I jumped off the scale as she told me the really bad news, I weighed more than I ever had in my life (I must have forgotten what I weighed last year), and that I was one-quarter inch shorter.
The doctor wasted no time in telling me that I had to do something about my weight, I watched her type "overweight" on my chart.
We discussed what I ate, nutrition, what I did for exercise -- everything. She said, "It seems you're doing pretty well in those areas but you need more help with your weight." She is a size 4.
And then she said the two most dreaded words in the English language: Weight Watchers.
I decided then and there that I was going to get serious about dropping 25 pounds and I wasn't going to do it with Weight Watchers. I saw Betty on Mad Men and I know what she went through.
I got home and emailed an SOS to everyone with whom I play tennis, begging people to help me play five mornings a week. Then I decided to join a strength training class even though I hate being indoors and I am not a group person.
I talked to an expert about colon cleansing and a friend who had done it who said he had jump-started
Then a quirky thing crossed my desk when I was researching caffeine and its power to help boost your metabolism. Suddenly I thought about giving up chocolate for the whole year and the Jetsons crossed my mind. That cartoon family who would take a pill and get everything they needed without having to eat the actual food. Why don't they make a chocolate pill, I wondered; something that would dissolve in my stomach and make me actually feels like I ate a chocolate bar.
Then I discovered something even better: Le Whif, an atomizer that lets you breathe in chocolate, no calories and all the joys of chocolate. Le Whif is made by the same people who created the caffeine and B-vitamin inhaler called the Aeroshot; both the brainchild of Harvard professor David Edwards of ArtScience labs. He is also a pioneer in aerosol insulin and inventive vaccine delivery. This was better than the Jetsons!

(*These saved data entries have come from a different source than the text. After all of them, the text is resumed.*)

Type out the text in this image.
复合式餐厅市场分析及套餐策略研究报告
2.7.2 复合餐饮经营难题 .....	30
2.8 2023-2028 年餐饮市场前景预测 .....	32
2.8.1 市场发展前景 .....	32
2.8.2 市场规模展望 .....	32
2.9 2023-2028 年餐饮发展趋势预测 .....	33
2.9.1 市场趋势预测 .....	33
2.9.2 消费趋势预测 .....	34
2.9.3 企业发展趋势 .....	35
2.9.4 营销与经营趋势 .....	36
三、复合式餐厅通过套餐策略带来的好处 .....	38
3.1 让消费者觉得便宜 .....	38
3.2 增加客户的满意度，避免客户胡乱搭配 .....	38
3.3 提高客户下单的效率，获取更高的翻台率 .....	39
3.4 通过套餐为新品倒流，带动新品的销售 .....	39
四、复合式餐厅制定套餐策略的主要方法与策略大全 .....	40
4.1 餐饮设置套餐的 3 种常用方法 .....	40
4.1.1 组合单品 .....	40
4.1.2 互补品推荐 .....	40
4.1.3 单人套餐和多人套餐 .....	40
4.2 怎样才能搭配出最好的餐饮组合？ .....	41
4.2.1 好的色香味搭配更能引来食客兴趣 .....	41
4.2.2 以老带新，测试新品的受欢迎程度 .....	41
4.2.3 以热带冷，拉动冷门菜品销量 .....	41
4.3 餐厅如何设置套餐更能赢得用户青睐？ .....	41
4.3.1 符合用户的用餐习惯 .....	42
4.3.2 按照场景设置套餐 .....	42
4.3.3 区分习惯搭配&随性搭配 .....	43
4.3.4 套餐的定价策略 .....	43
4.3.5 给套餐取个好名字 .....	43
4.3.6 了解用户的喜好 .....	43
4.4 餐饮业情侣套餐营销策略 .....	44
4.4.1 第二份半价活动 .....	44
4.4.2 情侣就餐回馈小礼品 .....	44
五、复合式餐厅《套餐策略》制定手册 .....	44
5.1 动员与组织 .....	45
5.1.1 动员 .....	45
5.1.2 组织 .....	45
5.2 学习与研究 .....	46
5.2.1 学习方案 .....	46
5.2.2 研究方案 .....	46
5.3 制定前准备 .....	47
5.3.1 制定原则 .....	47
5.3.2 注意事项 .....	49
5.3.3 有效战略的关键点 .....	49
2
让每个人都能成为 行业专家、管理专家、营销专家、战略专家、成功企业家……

I orderd a year's supply of both, imagine the possibilities. Next time I'm in the cineplex, these beauties will be in my purse.
The FDA is wondering if they have to put age restrictions on the use of the AeroShot -- seems they are afraid of overuse.
I'm contacting Professor Edwards and suggesting Le Wine, an inhaler with no alcohol or calories and yet all the flavor and satisfaction of a glass of Pino Noir enjoyed just by inhaling a few puffs. Sign me up.
You know, this is the first time ever that I am thrilled to be over 21.